How many times have you heard the phrase “calories in, calories out” when it comes to weight loss? Or how often have you heard how fasted training and/or intermittent fasting are fantastic ways to lose body fat and gain lean mass? Regardless of biological sex, science shows otherwise. Across the board, there is an increasing body of evidence to indicate that it is not the amount of calories you consume in a day that affects body composition and health. For example, a research group in Copenhagen has been investigating male and female athletes’ low sex hormone concentrations, poor thyroid function, appetite hormone dysfunction, and increases in body fat despite their training loads. They have shown again and again that those athletes with dysfunction spend more time in the post-exercise catabolic (breakdown) state than those athletes who are healthy, even though their daily calorie intake would reflect energy balance (adequate calorie intake for health and training). In other words, even though their numbers were the same for a 24-hour period, they were taking those calories in at the wrong times. Another research group from the University of Georgia followed hourly and daily energy intake to determine effects on body composition of recreational athletes and also found that the longer periods with low to no food intake were correlated with greater percentages of body fat. Even across heavy training blocks if energy intake is not timed around training, there is an increased risk of endocrine dysfunction and body fat gain, despite the presence of high calorie-burning training. 

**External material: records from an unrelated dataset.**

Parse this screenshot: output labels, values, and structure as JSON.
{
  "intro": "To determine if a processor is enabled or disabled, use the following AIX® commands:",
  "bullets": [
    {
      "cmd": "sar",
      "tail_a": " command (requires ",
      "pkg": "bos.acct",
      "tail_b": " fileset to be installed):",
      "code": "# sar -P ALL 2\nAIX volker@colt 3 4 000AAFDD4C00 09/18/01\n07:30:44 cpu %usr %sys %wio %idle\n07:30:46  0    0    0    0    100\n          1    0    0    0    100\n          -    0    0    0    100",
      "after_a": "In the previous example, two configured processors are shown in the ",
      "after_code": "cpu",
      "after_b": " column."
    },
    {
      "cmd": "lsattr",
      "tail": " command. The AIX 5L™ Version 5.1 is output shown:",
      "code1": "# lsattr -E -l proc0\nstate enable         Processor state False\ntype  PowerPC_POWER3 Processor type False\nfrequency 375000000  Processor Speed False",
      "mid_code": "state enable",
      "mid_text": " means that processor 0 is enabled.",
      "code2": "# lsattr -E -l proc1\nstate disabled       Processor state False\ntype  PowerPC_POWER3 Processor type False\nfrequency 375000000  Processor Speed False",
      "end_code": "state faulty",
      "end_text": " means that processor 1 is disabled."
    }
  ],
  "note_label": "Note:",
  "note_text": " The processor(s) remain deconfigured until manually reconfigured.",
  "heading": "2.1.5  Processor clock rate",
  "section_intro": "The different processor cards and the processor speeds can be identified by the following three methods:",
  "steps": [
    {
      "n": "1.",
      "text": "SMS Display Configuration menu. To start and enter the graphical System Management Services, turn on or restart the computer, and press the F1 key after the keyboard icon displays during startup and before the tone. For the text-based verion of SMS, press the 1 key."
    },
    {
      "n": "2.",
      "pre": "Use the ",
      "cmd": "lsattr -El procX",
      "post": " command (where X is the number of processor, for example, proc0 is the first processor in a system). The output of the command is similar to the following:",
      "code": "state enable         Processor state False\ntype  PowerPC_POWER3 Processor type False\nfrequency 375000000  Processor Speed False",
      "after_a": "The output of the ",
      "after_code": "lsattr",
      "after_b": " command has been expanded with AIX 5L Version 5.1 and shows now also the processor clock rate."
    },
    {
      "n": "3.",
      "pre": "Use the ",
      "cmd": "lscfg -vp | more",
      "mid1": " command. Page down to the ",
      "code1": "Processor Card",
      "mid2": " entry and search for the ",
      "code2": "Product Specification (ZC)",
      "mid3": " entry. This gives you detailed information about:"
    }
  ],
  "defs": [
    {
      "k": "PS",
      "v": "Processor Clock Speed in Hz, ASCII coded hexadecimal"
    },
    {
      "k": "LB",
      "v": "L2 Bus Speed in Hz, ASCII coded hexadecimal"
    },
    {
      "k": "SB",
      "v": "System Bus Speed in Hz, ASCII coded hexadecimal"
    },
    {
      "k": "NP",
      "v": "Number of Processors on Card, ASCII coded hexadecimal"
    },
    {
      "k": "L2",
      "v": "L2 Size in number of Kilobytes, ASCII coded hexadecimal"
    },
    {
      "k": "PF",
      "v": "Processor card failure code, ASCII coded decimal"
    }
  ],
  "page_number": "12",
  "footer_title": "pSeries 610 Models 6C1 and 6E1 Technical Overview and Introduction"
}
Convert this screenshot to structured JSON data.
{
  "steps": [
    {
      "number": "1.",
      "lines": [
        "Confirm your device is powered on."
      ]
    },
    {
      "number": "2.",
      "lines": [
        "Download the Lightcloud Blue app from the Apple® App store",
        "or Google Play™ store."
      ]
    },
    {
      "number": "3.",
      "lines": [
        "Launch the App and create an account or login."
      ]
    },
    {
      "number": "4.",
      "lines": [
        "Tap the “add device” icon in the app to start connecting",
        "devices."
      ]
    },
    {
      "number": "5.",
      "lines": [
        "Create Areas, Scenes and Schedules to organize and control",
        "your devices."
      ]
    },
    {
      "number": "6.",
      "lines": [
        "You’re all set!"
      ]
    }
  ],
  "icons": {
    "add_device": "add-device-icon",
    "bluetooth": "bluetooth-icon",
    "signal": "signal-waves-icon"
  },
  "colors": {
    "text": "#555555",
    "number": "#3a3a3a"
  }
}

Overall, the research across all levels of athletes is telling us that eating behaviors resulting in large energy balance deficits and/or more hours in a negative energy balance are counterproductive for achieving the desired lean body composition. Additionally, the longer an athlete spends in negative energy balance and in the post-exercise catabolic state, the greater the risk is for alterations in insulin sensitivity, leptin, and ghrelin responses (increasing the likelihood of weight gain), as well as sex hormone dysfunction, leading to low testosterone in men and menstrual dysfunction and amenorrhea in women.  

As an athlete of any level, if you are walking that fine line between health and performance, the most important aspect is to fuel your body—and to do it at the right time. Low fuel intake during and around training sessions will inhibit your adaptive responses, reduce your body’s ability to lose body fat and gain lean mass, and increase your risk for stress fractures, poor blood glucose control, poor sleep, mood disturbances, and ultimately poor performance.